The Agent, as transfer agent, shall record the transfer of beneficial interests in the Shares from time to time upon the delivery of such documentation as the Agent deems necessary to evidence the authority of the transferor to make such transfer, and bearing evidence of payment of transfer taxes, if any.

12. Governing Law

This Agreement shall be governed by and construed in accordance with the laws of the State of New Jersey without regard to its conflicts of laws principles. The parties agree that the United States District Court for the District of New Jersey or the Superior Court of New Jersey, Bergen County, shall have sole and exclusive jurisdiction to determine any issues arising under this Agreement, and all parties to this Agreement agree to submit to personal jurisdiction in New Jersey for the purpose of resolving any issue arising under or related to this Agreement.

13. Confidentiality and Notices

Agent shall maintain the confidentially of all information and material regarding the Shares and holders of the Shares, other than as agreed to by Netcapital or Issuer in writing, or if required by court order or other legal process. This Section 13 shall survive termination of this Agreement.

14. Successor Agent

The Agent is hereby authorized without any further action on the part of Issuer or Netcapital to appoint as successor transfer agent and registrar any corporation or company which may succeed to the business of the transfer agent and registrar by merger, consolidation or otherwise (such corporation or company being hereinafter called the "Successor"); the Successor to have the same authority and appointment, contained in this agreement as if Issuer had appointed it transfer agent and registrar. The Successor shall, when appointed, be Agent of Issuer. Agent agrees to cooperate and provide such information and assistance as reasonably requested by the Successor to fulfill its responsibilities and obligations as a successor transfer agent and registrar to the Agent.

15. Entire Agreement

This Agreement contains the entire Agreement of the parties and no representations, inducements, promises or agreements oral or otherwise not embodied herein shall be of any force or effect.
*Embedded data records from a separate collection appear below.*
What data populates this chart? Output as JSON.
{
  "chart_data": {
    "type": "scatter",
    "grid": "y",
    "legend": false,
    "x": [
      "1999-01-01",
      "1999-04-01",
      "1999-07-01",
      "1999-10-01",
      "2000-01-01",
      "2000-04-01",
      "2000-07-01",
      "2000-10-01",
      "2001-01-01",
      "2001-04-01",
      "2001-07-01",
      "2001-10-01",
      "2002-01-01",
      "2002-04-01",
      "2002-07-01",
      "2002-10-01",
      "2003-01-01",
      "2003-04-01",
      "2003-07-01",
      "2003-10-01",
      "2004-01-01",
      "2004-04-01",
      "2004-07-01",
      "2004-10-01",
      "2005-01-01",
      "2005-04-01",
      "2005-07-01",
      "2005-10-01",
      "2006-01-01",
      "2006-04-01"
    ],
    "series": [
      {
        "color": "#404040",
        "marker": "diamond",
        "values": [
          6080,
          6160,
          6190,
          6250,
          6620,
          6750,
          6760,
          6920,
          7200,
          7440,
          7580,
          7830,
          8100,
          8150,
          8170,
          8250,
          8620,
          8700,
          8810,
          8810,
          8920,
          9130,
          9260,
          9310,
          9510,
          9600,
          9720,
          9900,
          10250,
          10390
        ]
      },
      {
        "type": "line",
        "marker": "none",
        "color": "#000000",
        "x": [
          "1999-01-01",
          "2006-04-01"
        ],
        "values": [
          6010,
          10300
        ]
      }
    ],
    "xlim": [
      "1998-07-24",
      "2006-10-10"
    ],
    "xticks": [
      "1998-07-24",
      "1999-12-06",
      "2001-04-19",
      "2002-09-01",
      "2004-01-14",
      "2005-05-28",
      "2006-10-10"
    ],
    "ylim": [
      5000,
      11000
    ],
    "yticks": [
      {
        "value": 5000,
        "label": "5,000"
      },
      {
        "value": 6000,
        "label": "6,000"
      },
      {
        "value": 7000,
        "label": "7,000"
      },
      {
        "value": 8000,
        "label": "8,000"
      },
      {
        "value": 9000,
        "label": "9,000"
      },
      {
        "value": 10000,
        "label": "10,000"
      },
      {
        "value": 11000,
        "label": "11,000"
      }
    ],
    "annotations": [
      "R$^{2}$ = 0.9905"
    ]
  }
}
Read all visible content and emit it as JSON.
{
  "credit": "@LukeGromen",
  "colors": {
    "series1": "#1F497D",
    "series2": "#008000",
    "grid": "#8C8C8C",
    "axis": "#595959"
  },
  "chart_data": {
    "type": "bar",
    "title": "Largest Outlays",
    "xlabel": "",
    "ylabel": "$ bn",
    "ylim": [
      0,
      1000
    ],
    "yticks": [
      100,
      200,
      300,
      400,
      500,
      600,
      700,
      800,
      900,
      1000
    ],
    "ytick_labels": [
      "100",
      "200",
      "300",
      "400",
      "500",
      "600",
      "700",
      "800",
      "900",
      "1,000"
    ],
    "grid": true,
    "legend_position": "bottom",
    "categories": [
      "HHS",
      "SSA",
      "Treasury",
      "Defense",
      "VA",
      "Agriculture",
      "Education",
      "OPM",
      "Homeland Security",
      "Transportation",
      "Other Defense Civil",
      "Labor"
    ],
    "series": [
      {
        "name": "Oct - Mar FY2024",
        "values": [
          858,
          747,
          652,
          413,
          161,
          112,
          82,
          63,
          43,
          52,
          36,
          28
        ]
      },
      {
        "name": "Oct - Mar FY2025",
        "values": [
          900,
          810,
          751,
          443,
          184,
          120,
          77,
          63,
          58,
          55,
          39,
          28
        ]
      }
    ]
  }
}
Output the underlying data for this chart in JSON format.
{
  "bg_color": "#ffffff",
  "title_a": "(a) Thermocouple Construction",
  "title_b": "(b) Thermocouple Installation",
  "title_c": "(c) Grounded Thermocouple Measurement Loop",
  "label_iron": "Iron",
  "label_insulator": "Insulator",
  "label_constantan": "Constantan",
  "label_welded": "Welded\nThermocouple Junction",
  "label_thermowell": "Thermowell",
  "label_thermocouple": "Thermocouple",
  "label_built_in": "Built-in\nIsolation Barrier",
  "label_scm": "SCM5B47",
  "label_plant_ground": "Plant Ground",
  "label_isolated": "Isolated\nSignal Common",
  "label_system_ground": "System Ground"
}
If any provisions of this Agreement are held for any reason to be unenforceable, the remainder of this Agreement shall nevertheless remain in full force and effect.

16. Assignment; Amendment

This Agreement may not be assigned or amended by any party without the consent of the other parties, other than as provided under Section 14.

17. Successors

This Agreement is for the benefit of the parties and shall bind and inure to the benefit of their respective successors and permitted assigns.

WITNESS WHEREOF, the parties have executed and delivered this Agreement.